Thursday, June 1, 2017

Instant Pot Refried Beans

For years we've been wanting to add more beans to our diet but it's a hassle to deal with soaking overnight. The Instant Pot has enabled us to make beans without pre-soaking. We tried a new recipe today from the Allergy Free Alaska blog, Instant Pot Refried Beans.

We didn't have the exact ingredients, so we made some changes to the recipe. Here is what we made.

2 pounds dried pinto beans, sorted
1 cup chopped onion
2 Tbsp. minced garlic
2 tsp dried oregano
pungent spices: cubebs, long pepper, black pepper
1 1/2 teaspoons ground cumin (I used some cardamom and paprika)
1/2 tsp ground black pepper
3 Tbsp bacon drippings (or lard if you are a traditionalist)
4 cups chicken broth
4 cups water
1-2 tsp sea salt

In a large mixing bowl, add the sorted dried pinto beans and fill the bowl with enough water to cover the beans by several inches.
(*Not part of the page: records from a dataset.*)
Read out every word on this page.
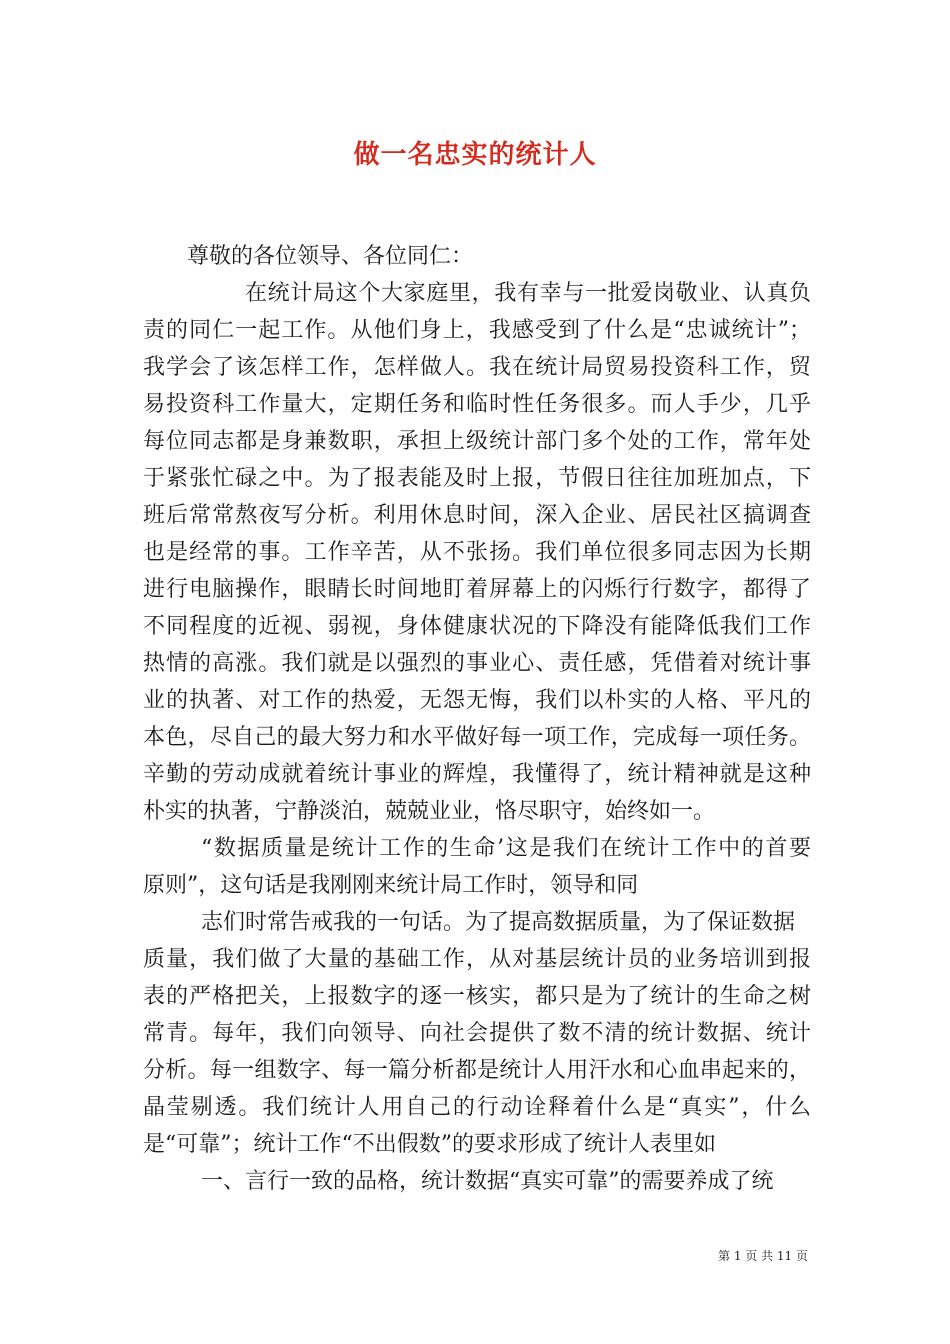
做一名忠实的统计人
尊敬的各位领导、各位同仁：
在统计局这个大家庭里，我有幸与一批爱岗敬业、认真负
责的同仁一起工作。从他们身上，我感受到了什么是“忠诚统计”；
我学会了该怎样工作，怎样做人。我在统计局贸易投资科工作，贸
易投资科工作量大，定期任务和临时性任务很多。而人手少，几乎
每位同志都是身兼数职，承担上级统计部门多个处的工作，常年处
于紧张忙碌之中。为了报表能及时上报，节假日往往加班加点，下
班后常常熬夜写分析。利用休息时间，深入企业、居民社区搞调查
也是经常的事。工作辛苦，从不张扬。我们单位很多同志因为长期
进行电脑操作，眼睛长时间地盯着屏幕上的闪烁行行数字，都得了
不同程度的近视、弱视，身体健康状况的下降没有能降低我们工作
热情的高涨。我们就是以强烈的事业心、责任感，凭借着对统计事
业的执著、对工作的热爱，无怨无悔，我们以朴实的人格、平凡的
本色，尽自己的最大努力和水平做好每一项工作，完成每一项任务。
辛勤的劳动成就着统计事业的辉煌，我懂得了，统计精神就是这种
朴实的执著，宁静淡泊，兢兢业业，恪尽职守，始终如一。
“数据质量是统计工作的生命’这是我们在统计工作中的首要
原则”，这句话是我刚刚来统计局工作时，领导和同
志们时常告戒我的一句话。为了提高数据质量，为了保证数据
质量，我们做了大量的基础工作，从对基层统计员的业务培训到报
表的严格把关，上报数字的逐一核实，都只是为了统计的生命之树
常青。每年，我们向领导、向社会提供了数不清的统计数据、统计
分析。每一组数字、每一篇分析都是统计人用汗水和心血串起来的，
晶莹剔透。我们统计人用自己的行动诠释着什么是“真实”，什么
是“可靠”；统计工作“不出假数”的要求形成了统计人表里如
一、言行一致的品格，统计数据“真实可靠”的需要养成了统
第 1 页 共 11 页
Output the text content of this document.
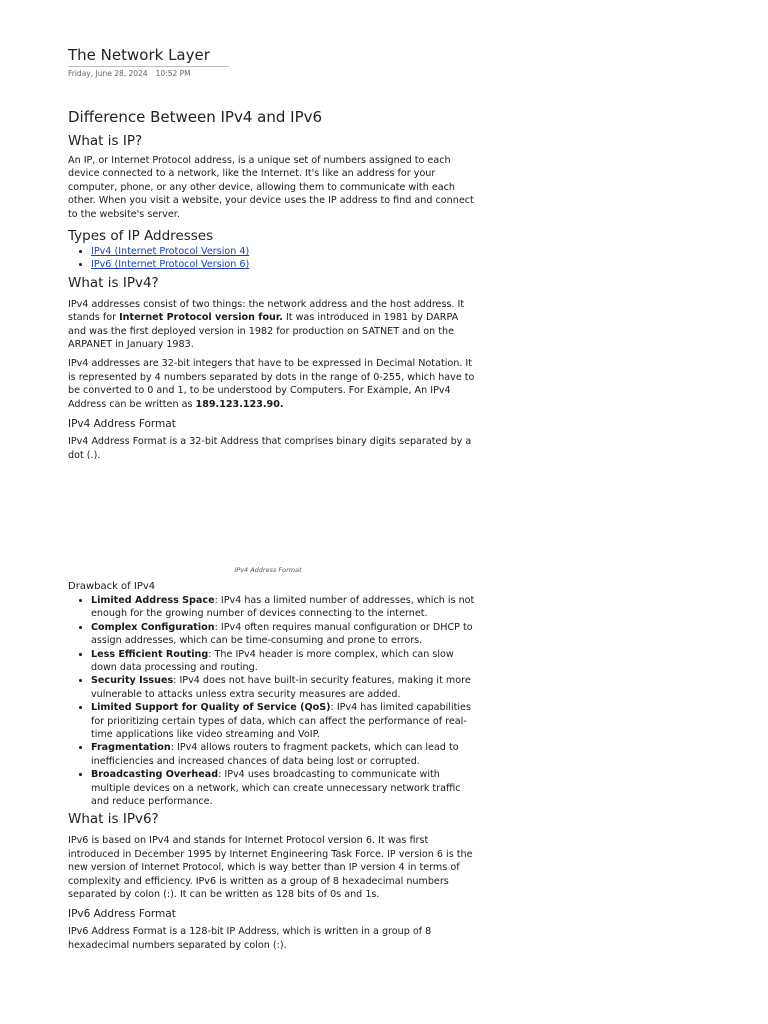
The Network Layer
Friday, June 28, 2024 10:52 PM
Difference Between IPv4 and IPv6
What is IP?

An IP, or Internet Protocol address, is a unique set of numbers assigned to each device connected to a network, like the Internet. It's like an address for your computer, phone, or any other device, allowing them to communicate with each other. When you visit a website, your device uses the IP address to find and connect to the website's server.

Types of IP Addresses
• IPv4 (Internet Protocol Version 4)
• IPv6 (Internet Protocol Version 6)
What is IPv4?

IPv4 addresses consist of two things: the network address and the host address. It stands for Internet Protocol version four. It was introduced in 1981 by DARPA and was the first deployed version in 1982 for production on SATNET and on the ARPANET in January 1983.

IPv4 addresses are 32-bit integers that have to be expressed in Decimal Notation. It is represented by 4 numbers separated by dots in the range of 0-255, which have to be converted to 0 and 1, to be understood by Computers. For Example, An IPv4 Address can be written as 189.123.123.90.

IPv4 Address Format

IPv4 Address Format is a 32-bit Address that comprises binary digits separated by a dot (.).

IPv4 Address Format
Drawback of IPv4
• Limited Address Space: IPv4 has a limited number of addresses, which is not enough for the growing number of devices connecting to the internet.
• Complex Configuration: IPv4 often requires manual configuration or DHCP to assign addresses, which can be time-consuming and prone to errors.
• Less Efficient Routing: The IPv4 header is more complex, which can slow down data processing and routing.
• Security Issues: IPv4 does not have built-in security features, making it more vulnerable to attacks unless extra security measures are added.
• Limited Support for Quality of Service (QoS): IPv4 has limited capabilities for prioritizing certain types of data, which can affect the performance of real-time applications like video streaming and VoIP.
• Fragmentation: IPv4 allows routers to fragment packets, which can lead to inefficiencies and increased chances of data being lost or corrupted.
• Broadcasting Overhead: IPv4 uses broadcasting to communicate with multiple devices on a network, which can create unnecessary network traffic and reduce performance.
What is IPv6?

IPv6 is based on IPv4 and stands for Internet Protocol version 6. It was first introduced in December 1995 by Internet Engineering Task Force. IP version 6 is the new version of Internet Protocol, which is way better than IP version 4 in terms of complexity and efficiency. IPv6 is written as a group of 8 hexadecimal numbers separated by colon (:). It can be written as 128 bits of 0s and 1s.

IPv6 Address Format

IPv6 Address Format is a 128-bit IP Address, which is written in a group of 8 hexadecimal numbers separated by colon (:).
Set aside to soak for 15 minutes while you prepare the remaining ingredients.
To the Instant Pot bowl, add the chopped onion, garlic cloves, jalapeno, dried oregano, ground cumin, ground black pepper, lard, chicken broth, and water.

Use a colander to strain the beans and discard the soaking liquid. Rinse with fresh water.
Now add the beans to the Instant Pot bowl, and stir all of the ingredients together. It’s okay if the lard is in a solid lump, as soon as the Instant Pot comes up to pressure/temperature, the lard will melt.
Place the lid on the Instant Pot and ensure the steam release valve is set to sealing. Press the “Bean/Chili” key, which will show 30 minutes of cooking time, and increase the time to 45 minutes. Now walk away. When the Instant Pot is done cooking, it will come down from pressure naturally, about 40 minutes.
When the pressure is released, open the lid of the Instant Pot and add the sea salt to taste.
While directed to "Use an immersion blender" I opted for a potato masher to blend the beans to the desired consistency. Then I openly laughed at my hubris, and pulled out the food processor in which I processed half of the bean mixture for a few pulses, then the other half.  The beans will appear soupy, but will thicken as they cool.

Recipe made six pints.

Tasted good in a burrito with rice, cheese blend, chopped greens, and yogurt.